In a similar fashion, new protocols are allowing for the fractionalization of NFTs. For example, a company called NIFTEX has fractionalized NFTs into what it calls “shards.” These shards are generated in the form of fungible ERC-20 tokens, each of which represents a partial share in the NFT in question. NIFTEX’s protocol allows only fractionalized token holders of a specific NFT to make an offer to buy the NFT. This sharing process creates more liquidity in the NFT market and makes it easier for smaller investors to make significant profits from high-value NFTs.
Just like tokens or cryptocurrencies, NFTs can be burned, or destroyed, by sending them to an unspendable address, eliminating them from the blockchain. The goal of burning an NFT is to reduce the supply of similar NFTs, thereby increasing the demand, and, ideally, the value of the NFT. Burning an NFT costs only the amount of gas that you’ll need to send it to the non-functioning wallet address.
NFT burning is unlikely to bring any benefit to the average NFT investor, as they are literally throwing their investment away. However, for a creator of NFTs who is looking to increase the sales price or an investor who has hundreds of NFTs from the same collection, burning can be a strategic, albeit controversial, way to potentially increase the price of other similar NFTs they may own.
Most NFTs are static, in the sense that they have immutable traits that are permanently recorded on the blockchain. However, a new type of NFTs, dynamic NFTs, can be altered through outside influences, such as real-world events.
For instance, a static sports card NFT would only record past information about a player’s past performance, while a dynamic sports card NFT could be updated minute-to-minute to show a player’s performance from game to game.

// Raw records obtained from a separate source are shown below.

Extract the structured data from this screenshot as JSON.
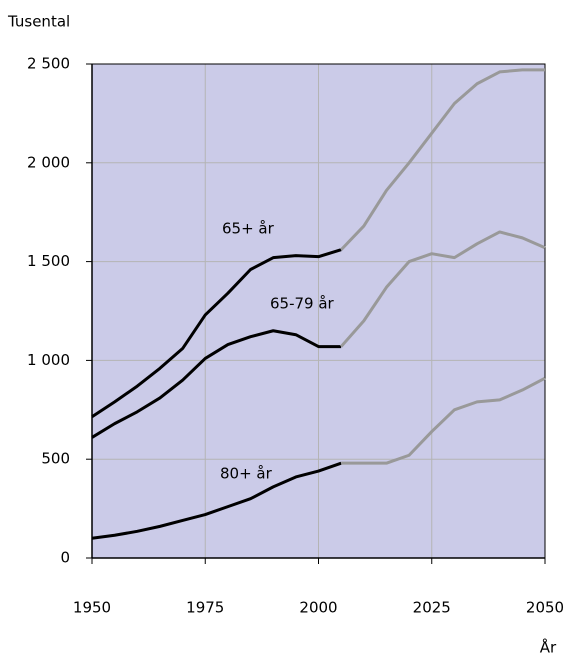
{
  "chart_data": {
    "type": "line",
    "y_axis_label": "Tusental",
    "x_axis_label": "År",
    "x": [
      1950,
      1955,
      1960,
      1965,
      1970,
      1975,
      1980,
      1985,
      1990,
      1995,
      2000,
      2005,
      2010,
      2015,
      2020,
      2025,
      2030,
      2035,
      2040,
      2045,
      2050
    ],
    "xlim": [
      1950,
      2050
    ],
    "xticks": [
      1950,
      1975,
      2000,
      2025,
      2050
    ],
    "ylim": [
      0,
      2500
    ],
    "yticks": [
      0,
      500,
      {
        "value": 1000,
        "label": "1 000"
      },
      {
        "value": 1500,
        "label": "1 500"
      },
      {
        "value": 2000,
        "label": "2 000"
      },
      {
        "value": 2500,
        "label": "2 500"
      }
    ],
    "grid": true,
    "background": "#cbcbe8",
    "series": [
      {
        "name": "65+ år",
        "color": "#000000",
        "values": [
          715,
          790,
          870,
          960,
          1060,
          1230,
          1340,
          1460,
          1520,
          1530,
          1525,
          1560,
          null,
          null,
          null,
          null,
          null,
          null,
          null,
          null,
          null
        ]
      },
      {
        "name": "65-79 år",
        "color": "#000000",
        "values": [
          610,
          680,
          740,
          810,
          900,
          1010,
          1080,
          1120,
          1150,
          1130,
          1070,
          1070,
          null,
          null,
          null,
          null,
          null,
          null,
          null,
          null,
          null
        ]
      },
      {
        "name": "80+ år",
        "color": "#000000",
        "values": [
          100,
          115,
          135,
          160,
          190,
          220,
          260,
          300,
          360,
          410,
          440,
          480,
          null,
          null,
          null,
          null,
          null,
          null,
          null,
          null,
          null
        ]
      },
      {
        "color": "#999999",
        "values": [
          null,
          null,
          null,
          null,
          null,
          null,
          null,
          null,
          null,
          null,
          null,
          1560,
          1680,
          1860,
          2000,
          2150,
          2300,
          2400,
          2460,
          2470,
          2470
        ]
      },
      {
        "color": "#999999",
        "values": [
          null,
          null,
          null,
          null,
          null,
          null,
          null,
          null,
          null,
          null,
          null,
          1070,
          1200,
          1370,
          1500,
          1540,
          1520,
          1590,
          1650,
          1620,
          1570
        ]
      },
      {
        "color": "#999999",
        "values": [
          null,
          null,
          null,
          null,
          null,
          null,
          null,
          null,
          null,
          null,
          null,
          480,
          480,
          480,
          520,
          640,
          750,
          790,
          800,
          850,
          910
        ]
      }
    ]
  }
}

In another example, a dynamic NFT inside a fantasy video game could change characteristics over time. For instance, an NFT weapon in a fantasy game could decay over time and lose value, or it could gain additional value as it’s used in more battles.
In both of these examples, the changing nature of the NFT could make it far more entertaining and engaging for the user, as well as potentially change the value of the NFT over time.
Since most blockchains are closed systems, dynamic NFTs require the use of oracles, third-party services that provide “real-world” off-chain data to blockchain smart contracts and applications.
In the example of the sports card, the NFT could use a decentralized oracle to pull sports performance data from multiple online sources in order to reach a consensus about how to update the NFT’s data. In the case of the video game weapon NFT, the oracle would pull data from the game itself in order to communicate the required changes to the NFT.